We avoided one anothers eyes
stooping, perhaps, to re-tie a shoelace
or affecting interest in a flight

of some fortunate bird, and pretended
not to hear the urgent conference:
"Have Tubby!" "No have Titch"

usually they chose me, the lesser dud,
and she lolloped back, unselected
to the back of the other team

At eleven we went to different schools.
In time I learnt how to get my own back,
sneering at hockey players who couldn't spell.

Tich died when she was twelve.


( I was a Tich Miller. Maybe some of those hockey player's children will become a Titch too. Things have a way of coming back on us, sometimes in a roundabout way.)

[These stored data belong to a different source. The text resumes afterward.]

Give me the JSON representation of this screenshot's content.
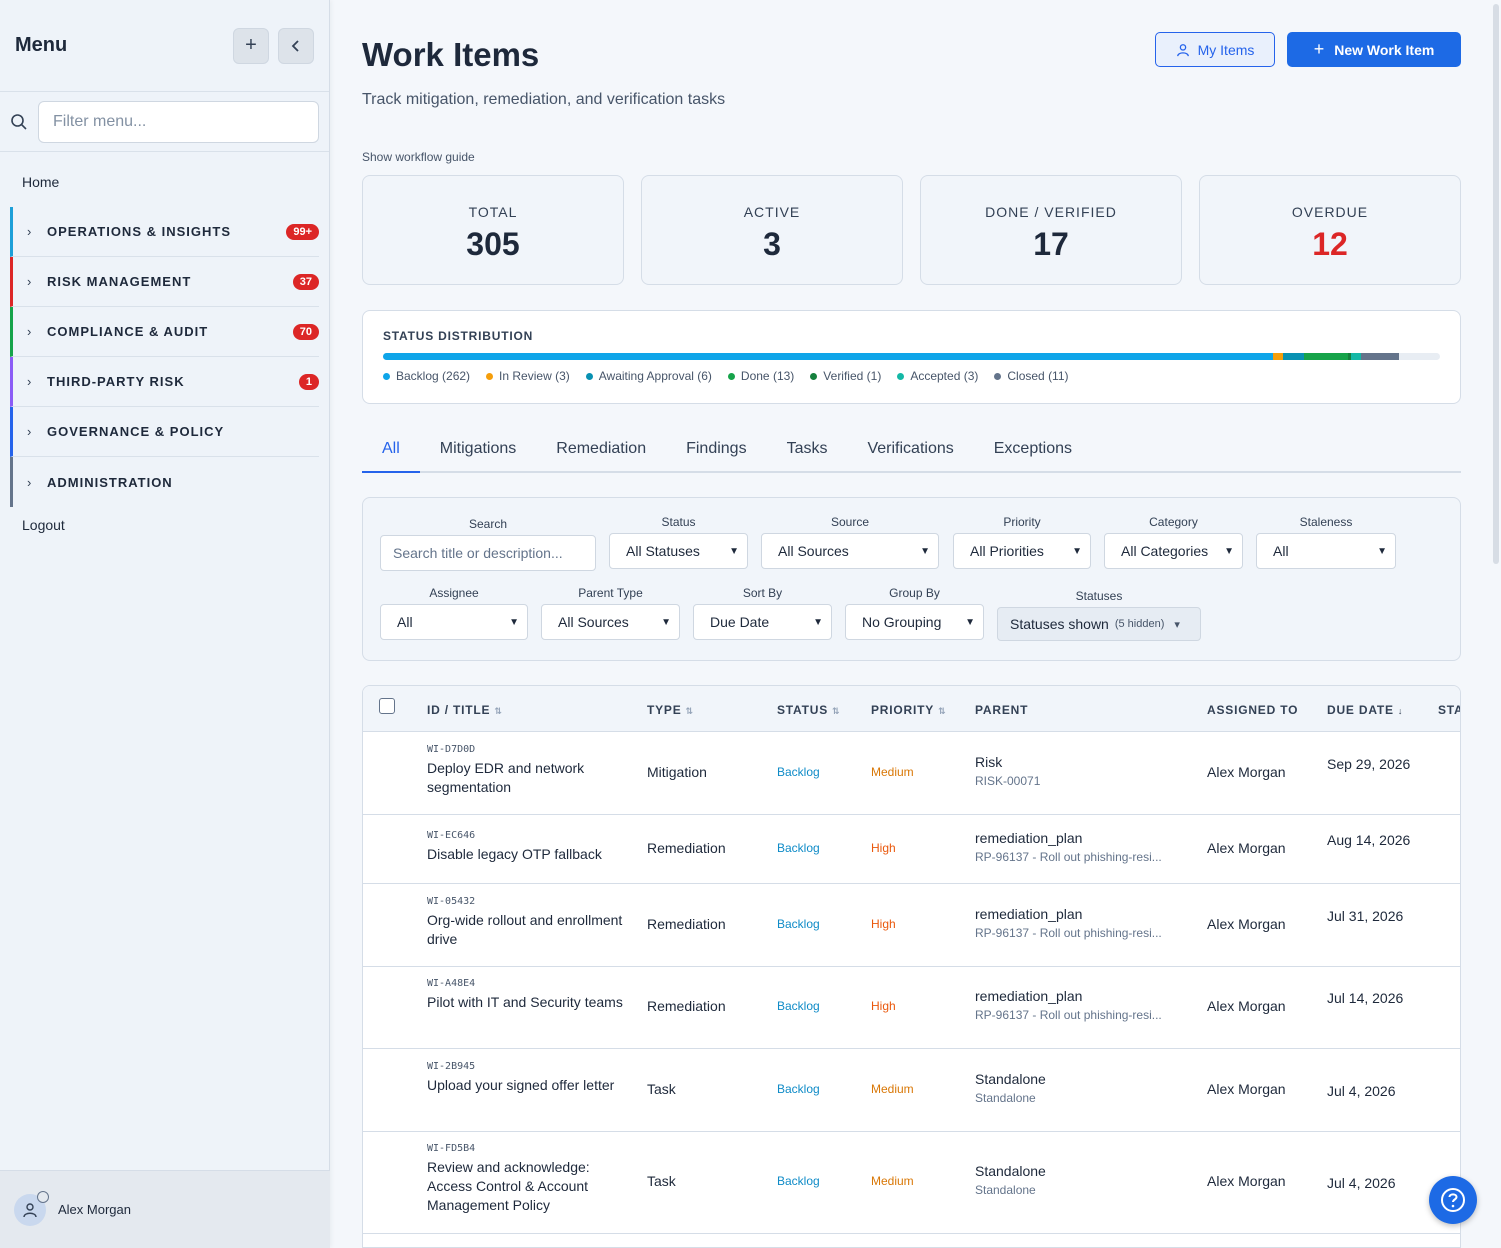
{
  "sidebar": {
    "title": "Menu",
    "filter_placeholder": "Filter menu...",
    "home": "Home",
    "sections": [
      {
        "label": "OPERATIONS & INSIGHTS",
        "badge": "99+",
        "color": "#1d9fd8"
      },
      {
        "label": "RISK MANAGEMENT",
        "badge": "37",
        "color": "#dc2626"
      },
      {
        "label": "COMPLIANCE & AUDIT",
        "badge": "70",
        "color": "#16a34a"
      },
      {
        "label": "THIRD-PARTY RISK",
        "badge": "1",
        "color": "#8b5cf6"
      },
      {
        "label": "GOVERNANCE & POLICY",
        "badge": "",
        "color": "#2563eb"
      },
      {
        "label": "ADMINISTRATION",
        "badge": "",
        "color": "#64748b"
      }
    ],
    "logout": "Logout",
    "user": "Alex Morgan"
  },
  "header": {
    "title": "Work Items",
    "subtitle": "Track mitigation, remediation, and verification tasks",
    "my_items": "My Items",
    "new_item": "New Work Item",
    "guide": "Show workflow guide"
  },
  "stats": [
    {
      "label": "TOTAL",
      "value": "305"
    },
    {
      "label": "ACTIVE",
      "value": "3"
    },
    {
      "label": "DONE / VERIFIED",
      "value": "17"
    },
    {
      "label": "OVERDUE",
      "value": "12"
    }
  ],
  "distribution": {
    "title": "STATUS DISTRIBUTION",
    "segments": [
      {
        "label": "Backlog (262)",
        "count": 262,
        "color": "#0ea5e9"
      },
      {
        "label": "In Review (3)",
        "count": 3,
        "color": "#f59e0b"
      },
      {
        "label": "Awaiting Approval (6)",
        "count": 6,
        "color": "#0891b2"
      },
      {
        "label": "Done (13)",
        "count": 13,
        "color": "#16a34a"
      },
      {
        "label": "Verified (1)",
        "count": 1,
        "color": "#15803d"
      },
      {
        "label": "Accepted (3)",
        "count": 3,
        "color": "#14b8a6"
      },
      {
        "label": "Closed (11)",
        "count": 11,
        "color": "#64748b"
      }
    ]
  },
  "tabs": [
    "All",
    "Mitigations",
    "Remediation",
    "Findings",
    "Tasks",
    "Verifications",
    "Exceptions"
  ],
  "filters": {
    "search_label": "Search",
    "search_placeholder": "Search title or description...",
    "status_label": "Status",
    "status_value": "All Statuses",
    "source_label": "Source",
    "source_value": "All Sources",
    "priority_label": "Priority",
    "priority_value": "All Priorities",
    "category_label": "Category",
    "category_value": "All Categories",
    "staleness_label": "Staleness",
    "staleness_value": "All",
    "assignee_label": "Assignee",
    "assignee_value": "All",
    "parent_type_label": "Parent Type",
    "parent_type_value": "All Sources",
    "sort_label": "Sort By",
    "sort_value": "Due Date",
    "group_label": "Group By",
    "group_value": "No Grouping",
    "statuses_label": "Statuses",
    "statuses_value": "Statuses shown",
    "statuses_hidden": "(5 hidden)"
  },
  "table": {
    "headers": {
      "id_title": "ID / TITLE",
      "type": "TYPE",
      "status": "STATUS",
      "priority": "PRIORITY",
      "parent": "PARENT",
      "assigned": "ASSIGNED TO",
      "due": "DUE DATE",
      "sta": "STA"
    },
    "rows": [
      {
        "id": "WI-D7D0D",
        "title": "Deploy EDR and network segmentation",
        "type": "Mitigation",
        "status": "Backlog",
        "priority": "Medium",
        "parent_type": "Risk",
        "parent_sub": "RISK-00071",
        "assignee": "Alex Morgan",
        "due": "Sep 29, 2026"
      },
      {
        "id": "WI-EC646",
        "title": "Disable legacy OTP fallback",
        "type": "Remediation",
        "status": "Backlog",
        "priority": "High",
        "parent_type": "remediation_plan",
        "parent_sub": "RP-96137 - Roll out phishing-resi...",
        "assignee": "Alex Morgan",
        "due": "Aug 14, 2026"
      },
      {
        "id": "WI-05432",
        "title": "Org-wide rollout and enrollment drive",
        "type": "Remediation",
        "status": "Backlog",
        "priority": "High",
        "parent_type": "remediation_plan",
        "parent_sub": "RP-96137 - Roll out phishing-resi...",
        "assignee": "Alex Morgan",
        "due": "Jul 31, 2026"
      },
      {
        "id": "WI-A48E4",
        "title": "Pilot with IT and Security teams",
        "type": "Remediation",
        "status": "Backlog",
        "priority": "High",
        "parent_type": "remediation_plan",
        "parent_sub": "RP-96137 - Roll out phishing-resi...",
        "assignee": "Alex Morgan",
        "due": "Jul 14, 2026"
      },
      {
        "id": "WI-2B945",
        "title": "Upload your signed offer letter",
        "type": "Task",
        "status": "Backlog",
        "priority": "Medium",
        "parent_type": "Standalone",
        "parent_sub": "Standalone",
        "assignee": "Alex Morgan",
        "due": "Jul 4, 2026"
      },
      {
        "id": "WI-FD5B4",
        "title": "Review and acknowledge: Access Control & Account Management Policy",
        "type": "Task",
        "status": "Backlog",
        "priority": "Medium",
        "parent_type": "Standalone",
        "parent_sub": "Standalone",
        "assignee": "Alex Morgan",
        "due": "Jul 4, 2026"
      }
    ]
  }
}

This reminds me of the coldplay lyrics " Just because I'm losing, doesn't mean I'm lost. Doesn't mean I'll stop. You might be a big fish in a little pond, doesn't mean you've won, because along will come a bigger one." How very true. ;D

A thought

beneath the clementine street lights
of silent repose
we walk
and with warm hands
we talk
'till your latch clasps shut
the pavement now mine
a tight rope of concrete

so i breathe in musky promise
and honey
with only the sound of silence
for money
and walk
the five soft steps
of a peace
reserved for life's
silent matisse

Wednesday 17 June 2009

End of Exams

AS levels finished. English Language, German&Russian History, English Literature and Religious Studies. Complete. Why has the sun shone throughout exams and now that I'm free to enjoy the weather, it's just died? Someone up there mustn't like me very much, as it's persistantly pissing down.
Dammmn.
Conceal me in your draw-string bag,

all lily skin, iced heart and plaid.